# Quantum statistics for interacting systems

What is the distribution statistics for the mean occupancy of a many-body state?

How can I show that this reduces to the single-particle Bose-Einstein or Fermi-Dirac ones when interactions tend to 0?

It really depends on the system and the nature of interactions amongst the particles.

For example, in a free fermionic system if the interactions are weak enough and repulsive, then the only effect of interactions is a change in the relation between the energy and momentum of free particles. Usually the mass of particles change and the dispersion relation becomes something like $$E(p)=\frac{p^2}{2m^*}$$ instead of the original relation $$E(p)=\frac{p^2}{2m}$$. $$m^*$$ is called effective mass or renormalized mass and usually $$m^*>m$$ since it is harder for particles to move in a crowd than when they can move through each other (putting Pauli's exclusion principle aside). Therefore in this case the distribution function is Fermi-Dirac but with the new energy formula.

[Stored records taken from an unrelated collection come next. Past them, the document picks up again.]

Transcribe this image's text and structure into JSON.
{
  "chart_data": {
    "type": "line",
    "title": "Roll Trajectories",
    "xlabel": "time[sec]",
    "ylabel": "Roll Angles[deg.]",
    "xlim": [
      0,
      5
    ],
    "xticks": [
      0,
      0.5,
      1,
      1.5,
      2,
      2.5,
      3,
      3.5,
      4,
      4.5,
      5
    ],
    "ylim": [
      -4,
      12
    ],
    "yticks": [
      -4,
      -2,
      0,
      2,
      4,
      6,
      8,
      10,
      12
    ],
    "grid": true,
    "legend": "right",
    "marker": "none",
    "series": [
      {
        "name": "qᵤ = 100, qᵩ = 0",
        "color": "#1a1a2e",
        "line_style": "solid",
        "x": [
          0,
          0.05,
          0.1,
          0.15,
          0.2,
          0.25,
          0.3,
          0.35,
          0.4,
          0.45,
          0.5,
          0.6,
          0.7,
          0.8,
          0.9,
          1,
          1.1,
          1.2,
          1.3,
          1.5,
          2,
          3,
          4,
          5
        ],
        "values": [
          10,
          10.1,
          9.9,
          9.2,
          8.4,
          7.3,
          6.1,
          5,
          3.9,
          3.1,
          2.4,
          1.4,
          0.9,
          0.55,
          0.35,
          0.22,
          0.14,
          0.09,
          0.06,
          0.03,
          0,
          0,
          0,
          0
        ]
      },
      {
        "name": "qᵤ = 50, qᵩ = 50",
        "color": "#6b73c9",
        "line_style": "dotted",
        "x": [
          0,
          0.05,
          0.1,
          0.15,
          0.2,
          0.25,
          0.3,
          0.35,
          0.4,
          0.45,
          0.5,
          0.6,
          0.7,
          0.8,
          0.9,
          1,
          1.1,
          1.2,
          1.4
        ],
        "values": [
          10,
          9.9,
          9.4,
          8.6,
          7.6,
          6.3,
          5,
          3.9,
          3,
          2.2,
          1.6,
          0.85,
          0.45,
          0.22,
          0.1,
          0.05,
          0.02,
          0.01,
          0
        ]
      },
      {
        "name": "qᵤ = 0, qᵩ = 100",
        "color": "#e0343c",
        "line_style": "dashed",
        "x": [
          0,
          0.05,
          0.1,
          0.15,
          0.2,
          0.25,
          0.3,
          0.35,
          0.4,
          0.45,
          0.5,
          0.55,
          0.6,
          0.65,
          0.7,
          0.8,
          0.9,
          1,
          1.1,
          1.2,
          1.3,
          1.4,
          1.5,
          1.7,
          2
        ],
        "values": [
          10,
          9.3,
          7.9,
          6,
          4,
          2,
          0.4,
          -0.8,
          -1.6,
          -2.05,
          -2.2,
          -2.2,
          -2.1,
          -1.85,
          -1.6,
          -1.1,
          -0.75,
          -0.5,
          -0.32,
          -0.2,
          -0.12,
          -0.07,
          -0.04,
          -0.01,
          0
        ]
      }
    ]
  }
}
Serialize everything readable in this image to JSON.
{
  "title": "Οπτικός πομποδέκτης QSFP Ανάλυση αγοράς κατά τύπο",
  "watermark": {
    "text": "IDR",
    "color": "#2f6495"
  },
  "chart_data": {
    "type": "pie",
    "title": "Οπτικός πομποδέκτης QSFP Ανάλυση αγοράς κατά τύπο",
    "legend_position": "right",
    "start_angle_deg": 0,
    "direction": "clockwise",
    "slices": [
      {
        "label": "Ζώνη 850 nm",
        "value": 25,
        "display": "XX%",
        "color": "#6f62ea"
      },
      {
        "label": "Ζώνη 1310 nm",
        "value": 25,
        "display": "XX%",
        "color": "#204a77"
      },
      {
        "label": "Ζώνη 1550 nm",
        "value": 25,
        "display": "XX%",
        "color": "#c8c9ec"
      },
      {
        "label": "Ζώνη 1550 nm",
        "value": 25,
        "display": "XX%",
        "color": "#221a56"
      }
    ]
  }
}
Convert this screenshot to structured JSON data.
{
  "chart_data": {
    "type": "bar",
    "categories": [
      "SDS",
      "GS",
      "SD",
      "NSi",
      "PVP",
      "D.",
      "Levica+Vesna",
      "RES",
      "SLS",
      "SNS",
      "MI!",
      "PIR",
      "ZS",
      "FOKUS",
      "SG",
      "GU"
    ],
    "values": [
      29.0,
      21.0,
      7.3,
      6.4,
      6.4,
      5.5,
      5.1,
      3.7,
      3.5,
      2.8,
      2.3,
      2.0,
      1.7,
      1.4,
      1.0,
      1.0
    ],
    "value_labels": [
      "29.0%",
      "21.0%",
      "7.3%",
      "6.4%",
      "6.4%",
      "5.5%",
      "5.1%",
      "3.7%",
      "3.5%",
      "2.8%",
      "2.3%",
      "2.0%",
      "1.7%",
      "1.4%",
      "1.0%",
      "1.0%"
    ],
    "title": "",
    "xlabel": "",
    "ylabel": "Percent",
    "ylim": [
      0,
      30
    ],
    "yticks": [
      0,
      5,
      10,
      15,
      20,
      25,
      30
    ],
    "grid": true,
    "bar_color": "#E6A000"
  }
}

The assumption of repulsion among particles was crucial in the previous paragraph. It is well known that even a small net attractive interaction in a fermionic system makes the system a superconductor at sufficiently low energies which is a completely different state of matter from a free gas or metal.

In summary, interactions can have huge effects on the behvaior of many-body systems, therefore it is not possible to give a general statement about their effects on any of the properties of these systems.